In response, Waldman takes steady, deadly aim at “originalism,” the conservative judicial philosophy now animating the Court. (It’s a fitting metaphor since he believes it’s in the gun-rights ruling that the concept led the justices most astray.) Originalism holds that decisions should be wholly based on the supposedly plain meaning of the words in the U.S. Constitution.

Waldman argues with patient passion that those words, however revered, are not divine. They were composed by fallible, changeable human beings in sharp conflict with each other who were forging compromises that often relied on intentional ambiguity. What’s more, Waldman reasonably posits, intervening events and the real-world implications of Court decisions deserve equal consideration.
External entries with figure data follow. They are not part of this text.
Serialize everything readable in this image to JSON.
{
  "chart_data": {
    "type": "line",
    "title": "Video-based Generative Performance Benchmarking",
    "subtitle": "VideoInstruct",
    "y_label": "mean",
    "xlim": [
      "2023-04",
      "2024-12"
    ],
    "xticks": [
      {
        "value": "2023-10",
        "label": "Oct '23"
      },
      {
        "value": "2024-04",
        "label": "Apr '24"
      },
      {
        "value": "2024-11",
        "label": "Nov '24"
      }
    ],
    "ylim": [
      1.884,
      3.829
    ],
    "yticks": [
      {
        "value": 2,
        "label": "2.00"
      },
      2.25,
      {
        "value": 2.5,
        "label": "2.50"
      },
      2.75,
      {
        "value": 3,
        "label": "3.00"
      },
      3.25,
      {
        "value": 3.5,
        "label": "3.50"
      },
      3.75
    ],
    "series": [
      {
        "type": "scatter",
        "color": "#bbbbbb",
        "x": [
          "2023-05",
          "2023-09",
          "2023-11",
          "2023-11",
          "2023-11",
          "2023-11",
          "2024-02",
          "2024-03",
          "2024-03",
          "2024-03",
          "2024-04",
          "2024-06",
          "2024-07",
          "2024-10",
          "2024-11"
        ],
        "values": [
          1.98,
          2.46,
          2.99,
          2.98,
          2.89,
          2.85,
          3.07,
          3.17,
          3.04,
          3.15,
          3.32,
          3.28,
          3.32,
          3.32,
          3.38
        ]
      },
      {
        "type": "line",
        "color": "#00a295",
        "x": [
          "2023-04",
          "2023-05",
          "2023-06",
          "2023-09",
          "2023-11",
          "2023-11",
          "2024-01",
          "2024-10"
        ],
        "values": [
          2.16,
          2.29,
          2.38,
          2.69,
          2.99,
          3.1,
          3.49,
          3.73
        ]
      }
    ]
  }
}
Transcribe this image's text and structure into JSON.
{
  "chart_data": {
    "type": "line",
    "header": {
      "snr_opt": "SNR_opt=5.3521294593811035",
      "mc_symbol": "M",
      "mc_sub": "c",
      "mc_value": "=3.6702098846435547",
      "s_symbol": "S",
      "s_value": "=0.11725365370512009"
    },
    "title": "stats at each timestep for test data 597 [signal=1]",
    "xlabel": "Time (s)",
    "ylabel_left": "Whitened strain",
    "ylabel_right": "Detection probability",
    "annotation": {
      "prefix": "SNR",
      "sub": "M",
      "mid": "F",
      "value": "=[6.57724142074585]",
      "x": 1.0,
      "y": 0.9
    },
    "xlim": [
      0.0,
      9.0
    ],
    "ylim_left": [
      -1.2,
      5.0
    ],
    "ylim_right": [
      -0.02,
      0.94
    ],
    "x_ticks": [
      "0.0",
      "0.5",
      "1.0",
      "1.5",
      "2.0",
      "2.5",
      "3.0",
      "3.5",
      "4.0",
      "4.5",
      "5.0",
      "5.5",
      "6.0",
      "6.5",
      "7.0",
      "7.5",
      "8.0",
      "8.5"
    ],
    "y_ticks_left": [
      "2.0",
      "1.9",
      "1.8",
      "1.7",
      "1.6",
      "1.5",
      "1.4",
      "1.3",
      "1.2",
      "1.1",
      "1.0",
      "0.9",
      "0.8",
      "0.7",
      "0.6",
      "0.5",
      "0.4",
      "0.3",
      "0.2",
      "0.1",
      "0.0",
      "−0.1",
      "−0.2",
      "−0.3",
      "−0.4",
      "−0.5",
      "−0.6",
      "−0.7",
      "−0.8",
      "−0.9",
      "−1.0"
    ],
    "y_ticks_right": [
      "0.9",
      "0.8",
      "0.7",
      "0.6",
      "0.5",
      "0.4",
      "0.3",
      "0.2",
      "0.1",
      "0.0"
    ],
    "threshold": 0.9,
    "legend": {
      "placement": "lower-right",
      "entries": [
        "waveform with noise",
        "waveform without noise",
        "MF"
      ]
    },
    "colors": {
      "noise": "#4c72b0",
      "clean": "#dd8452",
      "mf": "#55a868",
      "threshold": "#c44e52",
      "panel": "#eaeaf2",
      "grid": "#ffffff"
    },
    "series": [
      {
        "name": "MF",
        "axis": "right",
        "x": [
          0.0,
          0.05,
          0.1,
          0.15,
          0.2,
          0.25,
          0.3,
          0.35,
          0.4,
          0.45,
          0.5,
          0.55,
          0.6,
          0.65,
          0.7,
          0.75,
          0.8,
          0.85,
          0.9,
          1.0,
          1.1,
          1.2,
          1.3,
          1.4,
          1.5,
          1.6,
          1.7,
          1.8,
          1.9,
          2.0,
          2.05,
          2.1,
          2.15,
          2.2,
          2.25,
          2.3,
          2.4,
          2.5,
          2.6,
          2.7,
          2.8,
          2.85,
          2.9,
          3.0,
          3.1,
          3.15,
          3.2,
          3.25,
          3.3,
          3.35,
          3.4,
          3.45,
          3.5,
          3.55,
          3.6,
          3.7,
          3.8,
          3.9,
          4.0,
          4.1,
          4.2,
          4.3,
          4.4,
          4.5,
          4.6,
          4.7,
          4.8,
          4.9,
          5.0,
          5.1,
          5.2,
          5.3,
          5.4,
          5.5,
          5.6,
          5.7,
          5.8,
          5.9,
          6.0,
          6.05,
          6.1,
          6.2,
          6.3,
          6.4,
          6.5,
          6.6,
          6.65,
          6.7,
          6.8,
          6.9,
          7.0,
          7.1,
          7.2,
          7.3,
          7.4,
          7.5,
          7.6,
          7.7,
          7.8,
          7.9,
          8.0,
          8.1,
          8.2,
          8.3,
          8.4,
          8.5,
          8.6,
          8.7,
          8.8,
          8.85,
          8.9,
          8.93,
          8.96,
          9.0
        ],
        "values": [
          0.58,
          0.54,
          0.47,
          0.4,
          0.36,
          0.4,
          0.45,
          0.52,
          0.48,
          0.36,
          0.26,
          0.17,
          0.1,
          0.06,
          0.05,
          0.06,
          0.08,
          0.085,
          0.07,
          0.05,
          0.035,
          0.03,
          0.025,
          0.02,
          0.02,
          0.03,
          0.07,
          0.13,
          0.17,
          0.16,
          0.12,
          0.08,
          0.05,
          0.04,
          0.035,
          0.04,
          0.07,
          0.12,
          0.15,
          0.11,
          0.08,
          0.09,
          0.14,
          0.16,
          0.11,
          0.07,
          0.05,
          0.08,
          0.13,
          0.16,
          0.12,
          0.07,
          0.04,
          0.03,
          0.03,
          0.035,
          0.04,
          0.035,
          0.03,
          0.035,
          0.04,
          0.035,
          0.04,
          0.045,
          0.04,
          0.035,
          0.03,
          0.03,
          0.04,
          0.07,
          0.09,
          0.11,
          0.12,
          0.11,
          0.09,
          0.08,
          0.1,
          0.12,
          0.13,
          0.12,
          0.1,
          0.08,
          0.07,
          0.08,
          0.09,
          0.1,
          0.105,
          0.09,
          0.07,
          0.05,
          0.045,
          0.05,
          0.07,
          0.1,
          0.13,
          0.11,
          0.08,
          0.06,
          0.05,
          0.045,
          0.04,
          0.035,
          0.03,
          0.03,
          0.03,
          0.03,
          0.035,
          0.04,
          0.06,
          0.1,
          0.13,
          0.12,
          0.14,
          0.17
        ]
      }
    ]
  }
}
For a member of the liberal establishment — he’s head of the Brennan Center for Justice at NYU School of Law — Waldman casts a surprisingly critical eye on what he views as liberal excess both in the actions that helped create the right-wing judicial reaction and in the Left’s proposed solutions to the problem of an out-of-touch Court.  

He accuses the mid-20th-century Warren Court — decider of rights-expanding cases ranging from school desegregation to criminal-defendant protections to contraception, and a cherished icon to liberal baby boomers — of eventually becoming “unmoored” from the law and public opinion, inviting the conservative ascendancy that followed. He thinks Roe v. Wade, the 1973 case that created a nationwide right to abortion, was poorly reasoned and needlessly energized the opposition. More broadly, he blames the Left of this period for its focus on individual rights above other social goods — “As rights advanced, notions of equality receded” — and for relying so heavily on the justices to advance its policies that its political muscles atrophied.

The author served on the commission President Joe Biden appointed to study possible reforms to the Supreme Court. Waldman opposes the progressive demand to expand the Court to fit in more liberals, thinking it invites retaliation and eventually an unwieldy number of jurists. He prefers instead 18-year term limits for the justices, who now serve as long as they want, noting such a plan’s popularity even among Republicans.

Waldman begins the book with a breezy, engaging history of the Court that brings the nonexpert up to speed. Because of its informality, this capsule tutorial occasionally strays into error but more often into a trove of fascinating facts. Did you know, for instance, that five of the nine current justices were chosen by presidents who won office while losing the popular vote (two by George W. Bush, three by Donald Trump)? Or that just before joining the Supreme Court in the early 19th century, John Marshall sparked the lawsuit that allowed him, as chief justice, to formulate the concept of “judicial review” — the idea that the Court decides what the Constitution allows? 

Waldman is a generally clear and persuasive writer. But the book often reads more like an eloquent oral argument than a closely reasoned brief. Points arise not so much in logical order as in choppy, powerful waves — like they would in a lively conversation with a learned acquaintance.

For those of us conservative in our thinking if not our politics, originalism has definite appeal. How satisfyingly simple to consult texts written centuries ago, certain they offered fixed meanings then and the same ones now! But Waldman makes clear in The Supermajority that those texts are the place to start the search when deciding what the law demands, not the place to end it.

William Rice is a writer for political and policy-advocacy organizations.